Verify Persistent Volume
First, confirm that the Persistent Volume and Persistent Volume Claim are correctly created and bound.
kubectl get sc
kubectl get pv
kubectl get pvc
Deploy PostgreSQL
Now, we’ll deploy PostgreSQL using a Kubernetes Deployment and connect it to the Persistent Volume.
postgres-deployment.yaml
apiVersion: apps/v1
kind: Deployment
metadata:
name: postgres-deployment
spec:
replicas: 1
selector:
matchLabels:
app: postgres
template:
metadata:
labels:
app: postgres
spec:
containers:
- name: postgres
image: postgres:13
ports:
- containerPort: 5432
env:
- name: POSTGRES_PASSWORD
value: "Password1234"
volumeMounts:
- mountPath: "/var/lib/postgresql/data"
name: postgres-storage
volumes:
- name: postgres-storage
persistentVolumeClaim:
claimName: postgres-pvc
Apply the deployment:
kubectl apply -f postgres-deployment.yaml
This will create a PostgreSQL Pod using the specified Docker image (postgres:13) and mount the Persistent Volume to /var/lib/postgresql/data within the container.
Verify Deployment
kubectl get deployments
kubectl get pods
Check Local Directory
Since we’re using a hostPath for the Persistent Volume, the files should be stored on our local machine at /Users/saurav/Tech/Kubernetes/pv_pvc/data/postgres.
ls -ltra /Users/saurav/Tech/Kubernetes/pv_pvc/data/postgres
Create Service for PostgreSQL
Now we need to create a Service for the PostgreSQL deployment. This Service will route traffic to the PostgreSQL Pod on port 5432.
postgres-service.yaml
apiVersion: v1
kind: Service
metadata:
name: postgres-service
spec:
type: ClusterIP
selector:
app: postgres
ports:
- port: 5433
targetPort: 5432
This YAML file defines a ClusterIP Service named postgres-service, which will expose port 5433 within the Kubernetes cluster.

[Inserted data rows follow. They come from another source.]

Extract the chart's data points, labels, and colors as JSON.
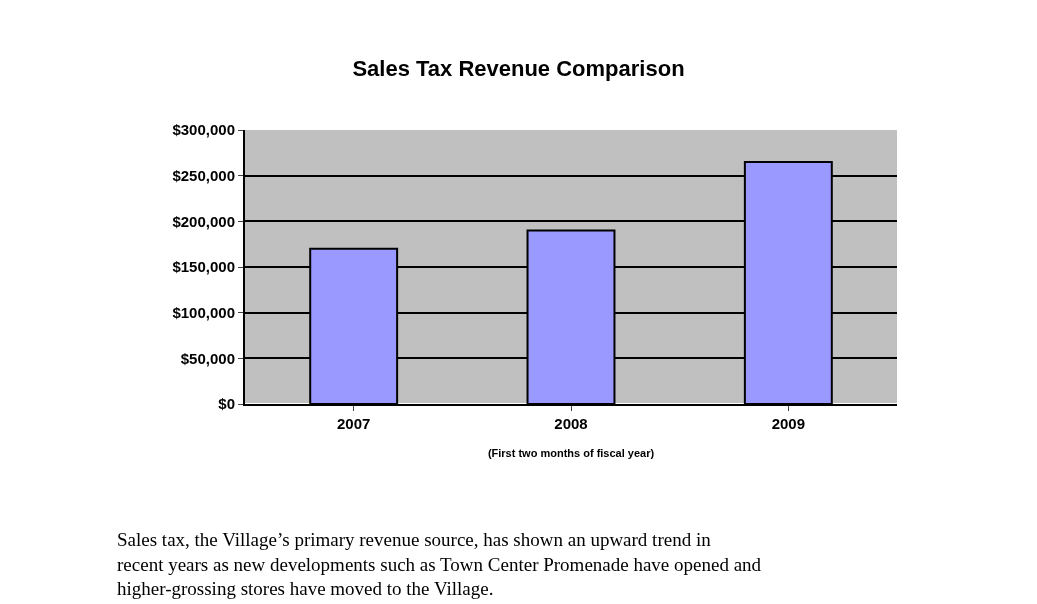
{
  "chart_data": {
    "type": "bar",
    "title": "Sales Tax Revenue Comparison",
    "xlabel": "(First two months of fiscal year)",
    "categories": [
      "2007",
      "2008",
      "2009"
    ],
    "values": [
      170000,
      190000,
      265000
    ],
    "color": "#9999ff",
    "ylim": [
      0,
      300000
    ],
    "yticks": [
      {
        "value": 0,
        "label": "$0"
      },
      {
        "value": 50000,
        "label": "$50,000"
      },
      {
        "value": 100000,
        "label": "$100,000"
      },
      {
        "value": 150000,
        "label": "$150,000"
      },
      {
        "value": 200000,
        "label": "$200,000"
      },
      {
        "value": 250000,
        "label": "$250,000"
      },
      {
        "value": 300000,
        "label": "$300,000"
      }
    ],
    "grid": "y",
    "annotations": [
      "Sales tax, the Village’s primary revenue source, has shown an upward trend in recent years as new developments such as Town Center Promenade have opened and higher-grossing stores have moved to the Village."
    ]
  }
}
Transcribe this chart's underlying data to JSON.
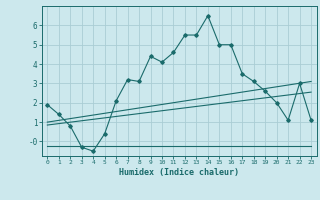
{
  "xlabel": "Humidex (Indice chaleur)",
  "bg_color": "#cce8ed",
  "grid_color": "#aacdd4",
  "line_color": "#1a6b6b",
  "xlim": [
    -0.5,
    23.5
  ],
  "ylim": [
    -0.75,
    7.0
  ],
  "xticks": [
    0,
    1,
    2,
    3,
    4,
    5,
    6,
    7,
    8,
    9,
    10,
    11,
    12,
    13,
    14,
    15,
    16,
    17,
    18,
    19,
    20,
    21,
    22,
    23
  ],
  "yticks": [
    0,
    1,
    2,
    3,
    4,
    5,
    6
  ],
  "ytick_labels": [
    "-0",
    "1",
    "2",
    "3",
    "4",
    "5",
    "6"
  ],
  "line1_x": [
    0,
    1,
    2,
    3,
    4,
    5,
    6,
    7,
    8,
    9,
    10,
    11,
    12,
    13,
    14,
    15,
    16,
    17,
    18,
    19,
    20,
    21,
    22,
    23
  ],
  "line1_y": [
    1.9,
    1.4,
    0.8,
    -0.3,
    -0.5,
    0.4,
    2.1,
    3.2,
    3.1,
    4.4,
    4.1,
    4.6,
    5.5,
    5.5,
    6.5,
    5.0,
    5.0,
    3.5,
    3.1,
    2.6,
    2.0,
    1.1,
    3.0,
    1.1
  ],
  "line2_x": [
    0,
    23
  ],
  "line2_y": [
    1.0,
    3.1
  ],
  "line3_x": [
    0,
    23
  ],
  "line3_y": [
    0.85,
    2.55
  ],
  "line4_x": [
    0,
    23
  ],
  "line4_y": [
    -0.25,
    -0.25
  ]
}
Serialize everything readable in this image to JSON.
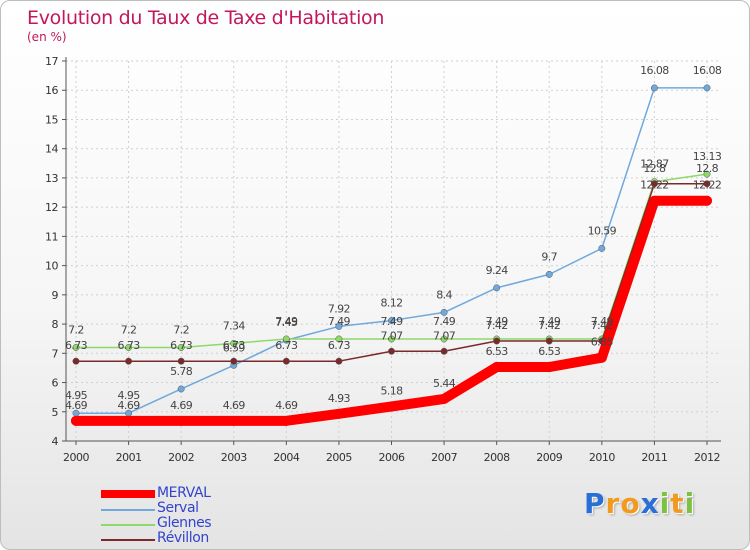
{
  "header": {
    "title": "Evolution du Taux de Taxe d'Habitation",
    "subtitle": "(en %)"
  },
  "chart_data": {
    "type": "line",
    "title": "Evolution du Taux de Taxe d'Habitation",
    "subtitle": "(en %)",
    "xlabel": "",
    "ylabel": "",
    "categories": [
      "2000",
      "2001",
      "2002",
      "2003",
      "2004",
      "2005",
      "2006",
      "2007",
      "2008",
      "2009",
      "2010",
      "2011",
      "2012"
    ],
    "ylim": [
      4,
      17
    ],
    "yticks": [
      4,
      5,
      6,
      7,
      8,
      9,
      10,
      11,
      12,
      13,
      14,
      15,
      16,
      17
    ],
    "grid": true,
    "legend_position": "bottom-left",
    "series": [
      {
        "name": "MERVAL",
        "color": "#ff0000",
        "values": [
          4.69,
          4.69,
          4.69,
          4.69,
          4.69,
          4.93,
          5.18,
          5.44,
          6.53,
          6.53,
          6.85,
          12.22,
          12.22
        ],
        "labels": [
          "4.69",
          "4.69",
          "4.69",
          "4.69",
          "4.69",
          "4.93",
          "5.18",
          "5.44",
          "6.53",
          "6.53",
          "6.85",
          "12.22",
          "12.22"
        ]
      },
      {
        "name": "Serval",
        "color": "#6fa8dc",
        "values": [
          4.95,
          4.95,
          5.78,
          6.59,
          7.45,
          7.92,
          8.12,
          8.4,
          9.24,
          9.7,
          10.59,
          16.08,
          16.08
        ],
        "labels": [
          "4.95",
          "4.95",
          "5.78",
          "6.59",
          "7.45",
          "7.92",
          "8.12",
          "8.4",
          "9.24",
          "9.7",
          "10.59",
          "16.08",
          "16.08"
        ]
      },
      {
        "name": "Glennes",
        "color": "#8fd86a",
        "values": [
          7.2,
          7.2,
          7.2,
          7.34,
          7.49,
          7.49,
          7.49,
          7.49,
          7.49,
          7.49,
          7.49,
          12.87,
          13.13
        ],
        "labels": [
          "7.2",
          "7.2",
          "7.2",
          "7.34",
          "7.49",
          "7.49",
          "7.49",
          "7.49",
          "7.49",
          "7.49",
          "7.49",
          "12.87",
          "13.13"
        ]
      },
      {
        "name": "Révillon",
        "color": "#7a2a2a",
        "values": [
          6.73,
          6.73,
          6.73,
          6.73,
          6.73,
          6.73,
          7.07,
          7.07,
          7.42,
          7.42,
          7.42,
          12.8,
          12.8
        ],
        "labels": [
          "6.73",
          "6.73",
          "6.73",
          "6.73",
          "6.73",
          "6.73",
          "7.07",
          "7.07",
          "7.42",
          "7.42",
          "7.42",
          "12.8",
          "12.8"
        ]
      }
    ]
  },
  "legend": {
    "items": [
      {
        "label": "MERVAL",
        "color": "#ff0000"
      },
      {
        "label": "Serval",
        "color": "#6fa8dc"
      },
      {
        "label": "Glennes",
        "color": "#8fd86a"
      },
      {
        "label": "Révillon",
        "color": "#7a2a2a"
      }
    ]
  },
  "logo": {
    "letters": [
      "P",
      "r",
      "o",
      "x",
      "i",
      "t",
      "i"
    ],
    "colors": [
      "#2a6fd6",
      "#f29a1f",
      "#f29a1f",
      "#2a6fd6",
      "#7cc242",
      "#f29a1f",
      "#7cc242"
    ]
  }
}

Apply the Service configuration to the cluster:
kubectl apply -f postgres-service.yaml
Verify Service
kubectl get svc
Access PostgreSQL Locally
Now that the Service is created, you can use the kubectl port-forward command to access PostgreSQL on your local machine:
kubectl port-forward svc/postgres-service 5433:5433
Verify Data Persistence
Connect to PostgreSQL
With port forwarding in place, you can connect to PostgreSQL using a client like psql or a GUI tool like pgAdmin.
psql -h 127.0.0.1 -p 5433 -U postgres -W
To test data persistence, we can create a simple table & insert data.
CREATE TABLE test_table(id SERIAL PRIMARY KEY, name VARCHAR(50));
INSERT INTO test_table(name) VALUES ('Kubernetes Persistent Volume');
INSERT INTO test_table(name) VALUES ('Kubernetes Persistent Volume Claim');
SELECT * FROM test_table;
Simulate Failure
To demonstrate that the data persists even when the deployment is killed, we’ll delete the PostgreSQL Pod.
kubectl delete pod postgres-deployment-5f667db685-2dt5q
Kubernetes will automatically restart the Pod since it is part of a Deployment. Once the Pod is up and running again, reconnect to PostgreSQL and verify if the data is still there.
SELECT * FROM test_table;
You should see that the data still exists, demonstrating that the Persistent Volume is working correctly.
By following the steps above, you’ve successfully set up PostgreSQL in a Kubernetes cluster on Docker Desktop with persistent storage. This setup ensures that your PostgreSQL data is not lost even if the container crashes or is deleted. Persistent Volumes in Kubernetes provide a reliable way to manage stateful applications in an otherwise stateless environment, making them essential for databases like PostgreSQL.